Patients with systemic lupus erythematosus (SLE) are at risk of developing COVID-19 due to underlying immune abnormalities and regular use of immunosuppressant medications. We aimed to evaluate the presence of SARS-CoV-2 IgG antibodies in patients with SLE with or without previous COVID-19-related symptoms or RT-PCR-confirmed SARS-CoV-2 infection.

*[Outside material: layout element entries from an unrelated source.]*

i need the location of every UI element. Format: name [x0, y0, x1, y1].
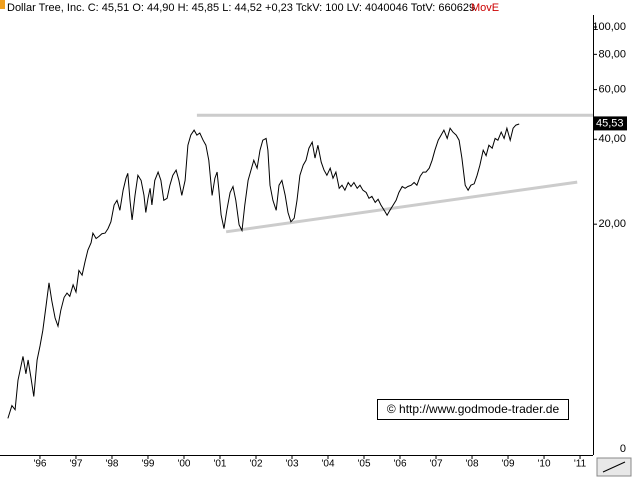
- y-tick-label: 60,00: [598, 84, 626, 96]
- x-tick-label: '00: [177, 459, 190, 470]
- indicator-label: MovE: [471, 2, 499, 14]
- corner-icon: [596, 457, 632, 477]
- price-line: [7, 123, 520, 419]
- x-tick-label: '11: [574, 459, 587, 470]
- last-value-box: [594, 116, 627, 131]
- x-tick-label: '10: [538, 459, 551, 470]
- x-tick-label: '06: [393, 459, 406, 470]
- x-tick-label: '07: [429, 459, 442, 470]
- y-tick-label: 100,00: [592, 21, 626, 33]
- x-tick-label: '97: [69, 459, 82, 470]
- x-tick-label: '99: [141, 459, 154, 470]
- chart-title: Dollar Tree, Inc. C: 45,51 O: 44,90 H: 4…: [7, 2, 475, 14]
- copyright-box: [377, 399, 569, 420]
- copyright: © http://www.godmode-trader.de: [387, 402, 560, 416]
- y-tick-label: 80,00: [598, 48, 626, 60]
- x-tick-label: '01: [213, 459, 226, 470]
- x-tick-label: '96: [33, 459, 46, 470]
- x-tick-label: '05: [357, 459, 370, 470]
- status-icon: [0, 0, 5, 9]
- x-tick-label: '08: [466, 459, 479, 470]
- y-tick-label: 40,00: [598, 133, 626, 145]
- trendline: [225, 180, 578, 234]
- bottom-label: 0: [620, 443, 626, 455]
- x-tick-label: '03: [285, 459, 298, 470]
- x-tick-label: '98: [105, 459, 118, 470]
- y-tick-label: 20,00: [598, 218, 626, 230]
- x-tick-label: '09: [502, 459, 515, 470]
- last-value-label: 45,53: [596, 117, 624, 129]
- x-tick-label: '04: [321, 459, 334, 470]
- x-tick-label: '02: [249, 459, 262, 470]
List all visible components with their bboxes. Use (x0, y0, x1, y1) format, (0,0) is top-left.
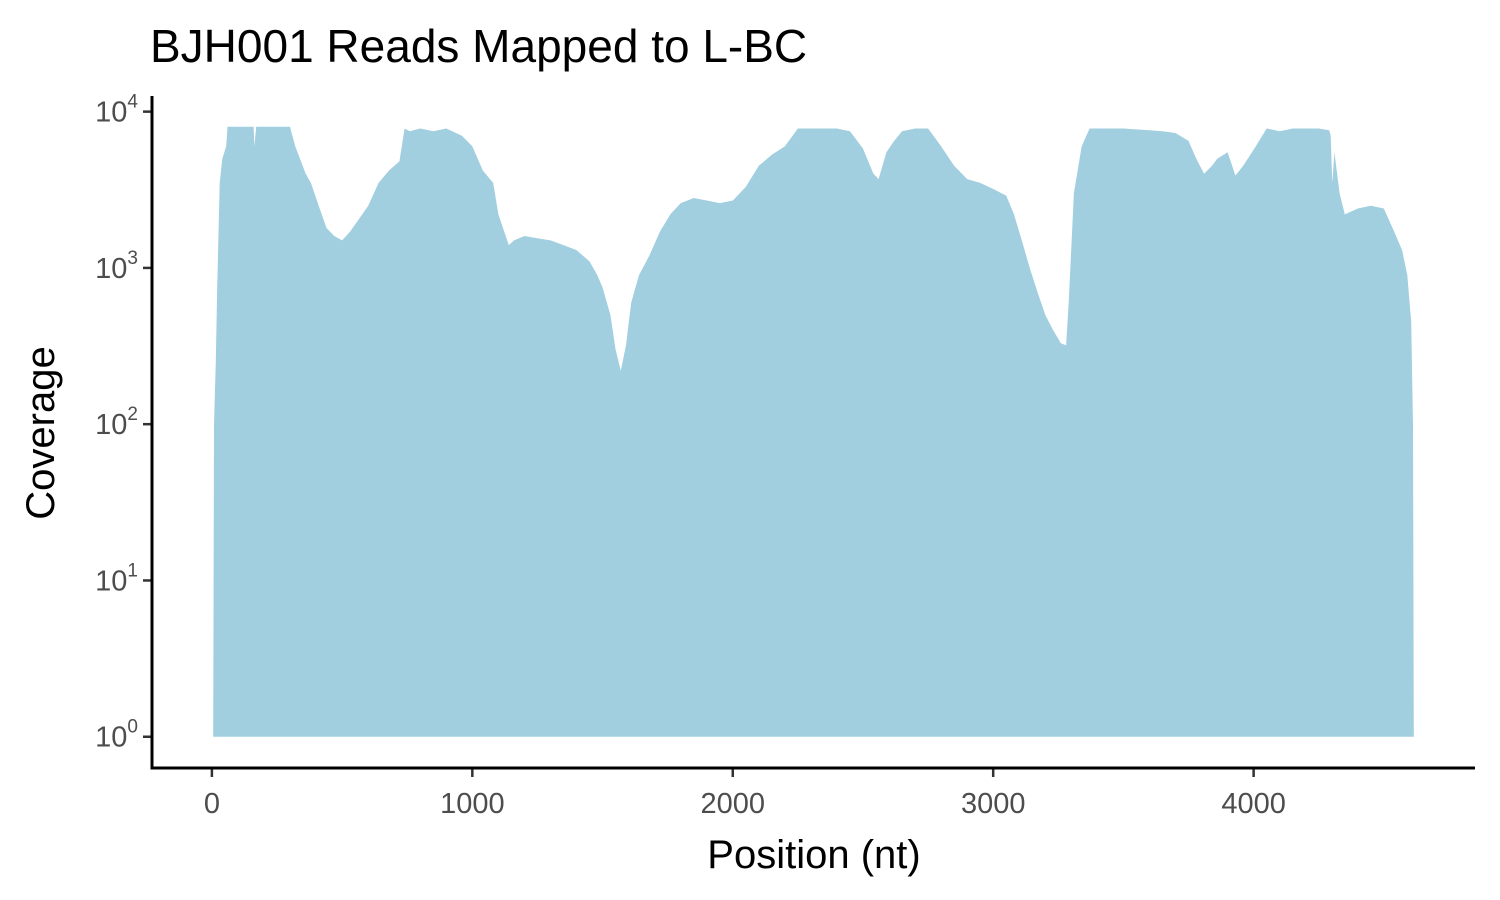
y-tick-label: 101 (95, 560, 138, 597)
y-axis-ticks: 100 101 102 103 104 (95, 92, 152, 754)
x-axis-title: Position (nt) (707, 833, 920, 877)
chart-title: BJH001 Reads Mapped to L-BC (150, 20, 807, 72)
y-tick-label: 104 (95, 92, 138, 129)
y-tick-label: 102 (95, 404, 138, 441)
y-axis-title: Coverage (19, 346, 63, 519)
x-tick-label: 4000 (1221, 788, 1286, 820)
y-tick-label: 103 (95, 248, 138, 285)
y-tick-label: 100 (95, 717, 138, 754)
x-tick-label: 0 (204, 788, 220, 820)
x-tick-label: 2000 (701, 788, 766, 820)
x-tick-label: 3000 (961, 788, 1026, 820)
x-axis-ticks: 0 1000 2000 3000 4000 (204, 768, 1286, 820)
x-tick-label: 1000 (440, 788, 505, 820)
coverage-area (213, 126, 1414, 737)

For this analysis, we included patients with SLE from two cohorts based in New York City: the Web-based Assessment of Autoimmune, Immune-Mediated and Rheumatic Patients during the COVID-19 pandemic (WARCOV) study; and the NYU Lupus Cohort (a prospective registry of patients at NYU Langone Health and NYC Health + Hospitals/Bellevue). Patients in both cohorts were tested for SARS-CoV-2 IgG antibodies via commercially available immunoassays, processed through hospital or outpatient laboratories. Patients recruited from the NYU Lupus Cohort, referred from affiliated providers, or admitted to hospital with COVID-19 were tested for SARS-CoV-2 IgG antibodies as part of routine surveillance during follow-up clinical visits.

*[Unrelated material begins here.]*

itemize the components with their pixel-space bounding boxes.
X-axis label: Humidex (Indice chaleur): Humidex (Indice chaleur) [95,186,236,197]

329 patients with SLE were included in this analysis, 146 from the WARCOV study and 183 from the NYU Lupus Cohort, and were tested for SARS-CoV-2 antibodies between April 29, 2020, and Feb 9, 2021. 309 (94%) were women and 91 (28%) were of Hispanic ethnicity. 51 (16%) of 329 patients had a positive SARS-CoV-2 IgG antibody test. Seropositive patients were more likely than seronegative patients to be Hispanic (24 [47%] of 51 vsz 67 [24%] of 278). Other demographic variables, SLE-specific factors, and immunosuppressant use were not associated with SARS-CoV-2 positivity. Of the 29 patients with COVID-19 previously confirmed by RT-PCR, 18 (62%) were on immunosuppressants; 24 (83%) of 29 patients tested positive for SARS-CoV-2 IgG antibodies. Of 17 patients who had symptoms of COVID-19 but negative concurrent RT-PCR testing, one (6%) developed an antibody response. Of 26 patients who had COVID-19-related symptoms but did not undergo RT-PCR testing, six (23%) developed an antibody response. Of 83 patients who had no symptoms of COVID-19 and no RT-PCR testing, four (5%) developed an antibody response. Among 36 patients who were initially SARS-CoV-2 IgG positive, the majority maintained reactivity serially (88% up to 10 weeks, 83% up to 20 weeks, and 80% up to 30 weeks). Seven (70%) of ten patients with confirmed COVID-19 had antibody positivity beyond 30 weeks from disease onset.
Most patients with SLE and confirmed COVID-19 were able to produce and maintain a serological response despite the use of a variety of immunosuppressants, providing reassurance about the efficacy and durability of humoral immunity and possible protection against re-infection with SARS-CoV-2.
National Institute of Arthritis and Musculoskeletal and Skin Diseases, National Institutes of Health, and Bloomberg Philanthropies COVID-19 Response Initiative Grant.